Description: Multiple vulnerabilities existed in OpenSSL versions
prior to 0.9.8zg. These were addressed by updating OpenSSL to version
0.9.8zg.
CVE-ID
CVE-2015-1788
CVE-2015-1789
CVE-2015-1790
CVE-2015-1791
CVE-2015-1792
perl
Available for: OS X Yosemite v10.10 to v10.10.4
Impact: Parsing a maliciously crafted regular expression may lead to
disclosure of unexpected application termination or arbitrary code
execution
Description: An integer underflow issue existed in the way Perl
parsed regular expressions. This issue was addressed through improved
memory handling.
CVE-ID
CVE-2013-7422
PostgreSQL
Available for: OS X Mountain Lion v10.8.5, OS X Mavericks v10.9.5,
OS X Yosemite v10.10 to v10.10.4
Impact: An attacker may be able to cause unexpected application
termination or gain access to data without proper authentication
Description: Multiple issues existed in PostgreSQL 9.2.4. These
issues were addressed by updating PostgreSQL to 9.2.13.
CVE-ID
CVE-2014-0067
CVE-2014-8161
CVE-2015-0241
CVE-2015-0242
CVE-2015-0243
CVE-2015-0244
python
Available for: OS X Yosemite v10.10 to v10.10.4
Impact: Multiple vulnerabilities existed in Python 2.7.6, the most
serious of which may lead to arbitrary code execution
Description: Multiple vulnerabilities existed in Python versions
prior to 2.7.6. These were addressed by updating Python to version
2.7.10.
CVE-ID
CVE-2013-7040
CVE-2013-7338
CVE-2014-1912
CVE-2014-7185
CVE-2014-9365
QL Office
Available for: OS X Mountain Lion v10.8.5, OS X Mavericks v10.9.5,
OS X Yosemite v10.10 to v10.10.4
Impact: Parsing a maliciously crafted Office document may lead to an
unexpected application termination or arbitrary code execution
Description: A memory corruption issue existed in parsing of Office
documents.

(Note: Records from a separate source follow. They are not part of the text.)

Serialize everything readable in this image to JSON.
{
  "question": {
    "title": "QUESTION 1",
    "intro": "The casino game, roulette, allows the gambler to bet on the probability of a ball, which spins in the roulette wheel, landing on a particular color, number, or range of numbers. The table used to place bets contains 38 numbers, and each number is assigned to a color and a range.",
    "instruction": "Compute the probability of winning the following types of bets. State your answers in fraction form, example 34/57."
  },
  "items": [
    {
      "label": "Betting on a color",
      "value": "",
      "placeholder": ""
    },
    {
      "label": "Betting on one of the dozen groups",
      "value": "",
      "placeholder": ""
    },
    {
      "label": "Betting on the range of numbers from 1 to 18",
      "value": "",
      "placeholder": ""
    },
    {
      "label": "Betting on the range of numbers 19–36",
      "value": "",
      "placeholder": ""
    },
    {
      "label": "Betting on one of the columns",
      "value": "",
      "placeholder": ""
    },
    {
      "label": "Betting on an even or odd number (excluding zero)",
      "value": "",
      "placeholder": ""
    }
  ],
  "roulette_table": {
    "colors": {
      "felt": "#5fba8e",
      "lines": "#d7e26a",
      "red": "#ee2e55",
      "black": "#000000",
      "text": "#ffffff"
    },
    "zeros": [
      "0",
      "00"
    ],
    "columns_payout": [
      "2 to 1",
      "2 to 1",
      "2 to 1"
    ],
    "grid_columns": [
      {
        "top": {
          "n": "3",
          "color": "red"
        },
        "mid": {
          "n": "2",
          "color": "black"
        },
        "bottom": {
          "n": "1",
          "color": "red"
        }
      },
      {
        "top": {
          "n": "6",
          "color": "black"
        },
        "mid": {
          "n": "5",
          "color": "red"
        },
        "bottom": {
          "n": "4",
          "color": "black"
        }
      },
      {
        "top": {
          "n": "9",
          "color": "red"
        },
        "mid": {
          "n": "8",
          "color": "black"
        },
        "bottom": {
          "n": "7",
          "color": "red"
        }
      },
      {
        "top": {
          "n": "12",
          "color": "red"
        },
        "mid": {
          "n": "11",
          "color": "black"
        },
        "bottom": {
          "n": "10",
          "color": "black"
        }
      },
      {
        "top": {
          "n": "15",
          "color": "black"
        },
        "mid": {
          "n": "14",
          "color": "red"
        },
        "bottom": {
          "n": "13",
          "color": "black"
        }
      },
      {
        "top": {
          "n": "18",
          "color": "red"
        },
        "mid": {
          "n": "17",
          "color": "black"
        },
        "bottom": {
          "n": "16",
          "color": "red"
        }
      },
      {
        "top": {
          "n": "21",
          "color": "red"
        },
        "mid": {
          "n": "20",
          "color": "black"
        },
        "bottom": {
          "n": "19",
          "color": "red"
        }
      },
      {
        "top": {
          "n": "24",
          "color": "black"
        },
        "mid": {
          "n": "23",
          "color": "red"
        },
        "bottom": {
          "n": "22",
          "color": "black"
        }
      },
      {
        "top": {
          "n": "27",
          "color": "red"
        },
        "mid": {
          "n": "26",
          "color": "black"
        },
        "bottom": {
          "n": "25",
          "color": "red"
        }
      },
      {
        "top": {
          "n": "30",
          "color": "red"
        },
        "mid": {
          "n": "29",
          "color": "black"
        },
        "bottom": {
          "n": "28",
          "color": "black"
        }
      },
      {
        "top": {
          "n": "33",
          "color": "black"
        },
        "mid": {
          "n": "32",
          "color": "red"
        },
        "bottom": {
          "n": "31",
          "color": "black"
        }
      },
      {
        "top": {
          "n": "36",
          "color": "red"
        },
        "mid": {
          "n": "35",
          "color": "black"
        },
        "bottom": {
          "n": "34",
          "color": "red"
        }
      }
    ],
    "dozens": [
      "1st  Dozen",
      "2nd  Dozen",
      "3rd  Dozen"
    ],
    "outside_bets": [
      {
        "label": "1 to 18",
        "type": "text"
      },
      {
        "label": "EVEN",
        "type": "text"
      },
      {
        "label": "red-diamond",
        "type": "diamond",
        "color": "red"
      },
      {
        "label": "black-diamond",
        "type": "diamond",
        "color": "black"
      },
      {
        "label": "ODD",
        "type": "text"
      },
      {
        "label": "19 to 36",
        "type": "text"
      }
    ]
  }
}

This issue was addressed through improved memory handling.
CVE-ID
CVE-2015-5773 : Apple
QL Office
Available for: OS X Yosemite v10.10 to v10.10.4
Impact: Parsing a maliciously crafted XML file may lead to
disclosure of user information
Description: An external entity reference issue existed in XML file
parsing. This issue was addressed through improved parsing.
CVE-ID
CVE-2015-3784 : Bruno Morisson of INTEGRITY S.A.
Quartz Composer Framework
Available for: OS X Mountain Lion v10.8.5, OS X Mavericks v10.9.5,
OS X Yosemite v10.10 to v10.10.4
Impact: Parsing a maliciously crafted QuickTime file may lead to an
unexpected application termination or arbitrary code execution
Description: A memory corruption issue existed in parsing of
QuickTime files. This issue was addressed through improved memory
handling.
CVE-ID
CVE-2015-5771 : Apple
Quick Look
Available for: OS X Yosemite v10.10 to v10.10.4
Impact: Searching for a previously viewed website may launch the web
browser and render that website
Description: An issue existed where QuickLook had the capability to
execute JavaScript. The issue was addressed by disallowing execution
of JavaScript.
CVE-ID
CVE-2015-3781 : Andrew Pouliot of Facebook, Anto Loyola of Qubole
QuickTime 7
Available for: OS X Mountain Lion v10.8.5, OS X Mavericks v10.9.5,
OS X Yosemite v10.10 to v10.10.4
Impact: Processing a maliciously crafted file may lead to an
unexpected application termination or arbitrary code execution
Description: Multiple memory corruption issues existed in QuickTime.
These issues were addressed through improved memory handling.
CVE-ID
CVE-2015-3772
CVE-2015-3779
CVE-2015-5753 : Apple
CVE-2015-5779 : Apple
QuickTime 7
Available for: OS X Mountain Lion v10.8.5, OS X Mavericks v10.9.5,
OS X Yosemite v10.10 to v10.10.4
Impact: Processing a maliciously crafted file may lead to an
unexpected application termination or arbitrary code execution
Description: Multiple memory corruption issues existed in QuickTime.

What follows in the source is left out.